15. Porque a Autora mora sozinha e precisa de ajuda de terceiros, foi transportada para a casa do seu filho EE, sita na Urbanização de P..., na Rua ... n°…° Dtº, em C… – B…, onde ficou em repouso cerca de 6 semanas, sob vigilância médica do no Hospital de Santa Maria do Porto. Após essas 6 semanas regressou novamente à casa da sua irmã, em Subportela, onde ficou novamente em repouso absoluto. Nas semanas seguintes ao acidente a Autora permaneceu em descanso absoluto porque, além das dores que sentia, tinha a bacia fracturada – (16, 17 e 18);

16. Durante todo esse período e após o acidente, a Autora sofreu dores, incómodos, aborrecimentos e transtornos, tendo passado noites de desespero, angústia e aflição – (19);

17. Consolidadas as fracturas na bacia, em meados de Junho de 2004 a Autora foi submetida a tratamentos de fisioterapia na Clínica da Sr.ª Dr.ª FF, sita na A..., que se prolongaram por 2 meses consecutivos, todos os dias, período durante o qual a Autora sofreu a praticar os exercícios fisioterapeutas – (20 e 21);

18. Em consequência das lesões sofridas, a Autora ficou portadora de uma cicatriz no joelho da perna direita e das sequelas na bacia que vão durar para o resto da sua vida – (22 e 23);

19. Por via das lesões sofridas, a Autora ficou portadora de uma incapacidade permanente geral fixável em 20%, sendo que as sequelas de que ficou portadora são, em termos de rebate profissional, impeditivas do exercício da sua actividade profissional habitual, mas compatíveis com outras profissões da área da sua preparação técnico-profissional – (24 e 25);

20. A Autora é cozinheira de primeira classe. No exercício dessa actividade a Autora aufere mensalmente a quantia de cerca de € 500,00 – (26 e 27);

21. Por causa do acidente a Autora esteve incapacitada para o trabalho durante 85 dias, período durante o qual nada recebeu – (28 e 29);

22. Em consultas e exames para tratamentos das lesões sofridas, a Autora despendeu € l75,00 – (31);

23. Em deslocações às consultas médicas, a Autora gastou € 48,00 – (32);

24. Em consequência do acidente, a Autora viu partidos os seus óculos, no valor de € 600,00, e viu inutilizados um casaco e uma saia, no montante total de € 100,00 – (33 e 34);

25. O local do acidente configura uma recta com traçado inclinado e a descer para quem circula no sentido em que o fazia o condutor segurado na Ré – (35);

26. Não obstante o condutor do CP ter travado e tentado desviar-se para a sua direita, não conseguiu evitar o toque na Autora com a parte esquerda da frente do seu veículo – (36).

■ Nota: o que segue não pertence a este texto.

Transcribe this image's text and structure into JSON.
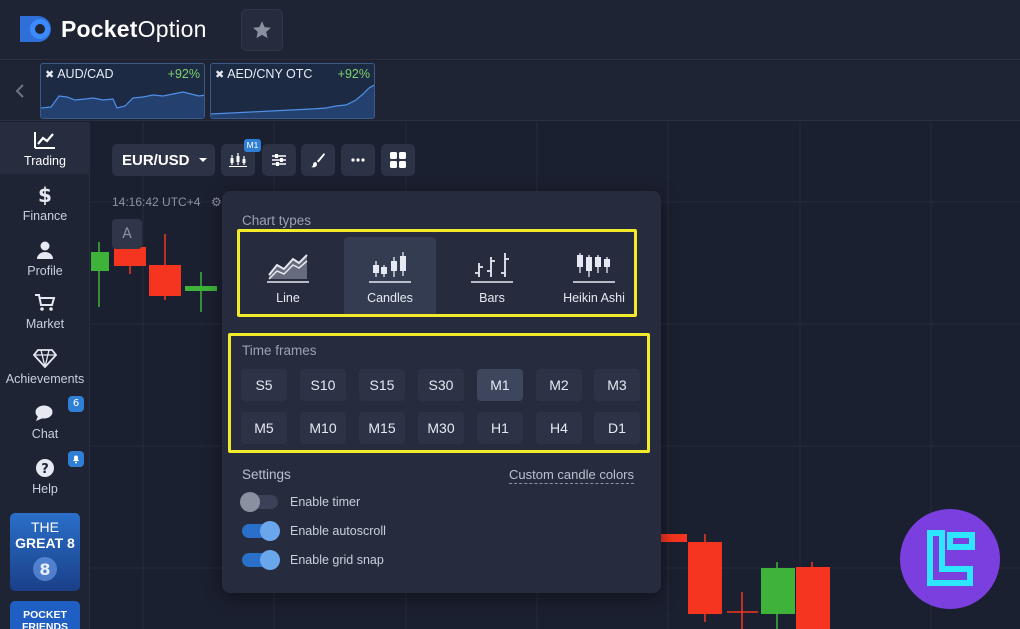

            Fundamentação:

            Sendo pelas conclusões das alegações do recorrente que, em regra, se delimita o objecto do recurso, afora as questões de conhecimento oficioso, importa saber se, no caso, mesmo que não se considere ter havido culpa exclusiva do condutor do automóvel envolvido na colisão com a Autora enquanto peão, se deve considerar a existência de concorrência entre a culpa da vítima e a responsabilidade objectiva inerente à circulação do veículo conduzido pelo segurado da Ré.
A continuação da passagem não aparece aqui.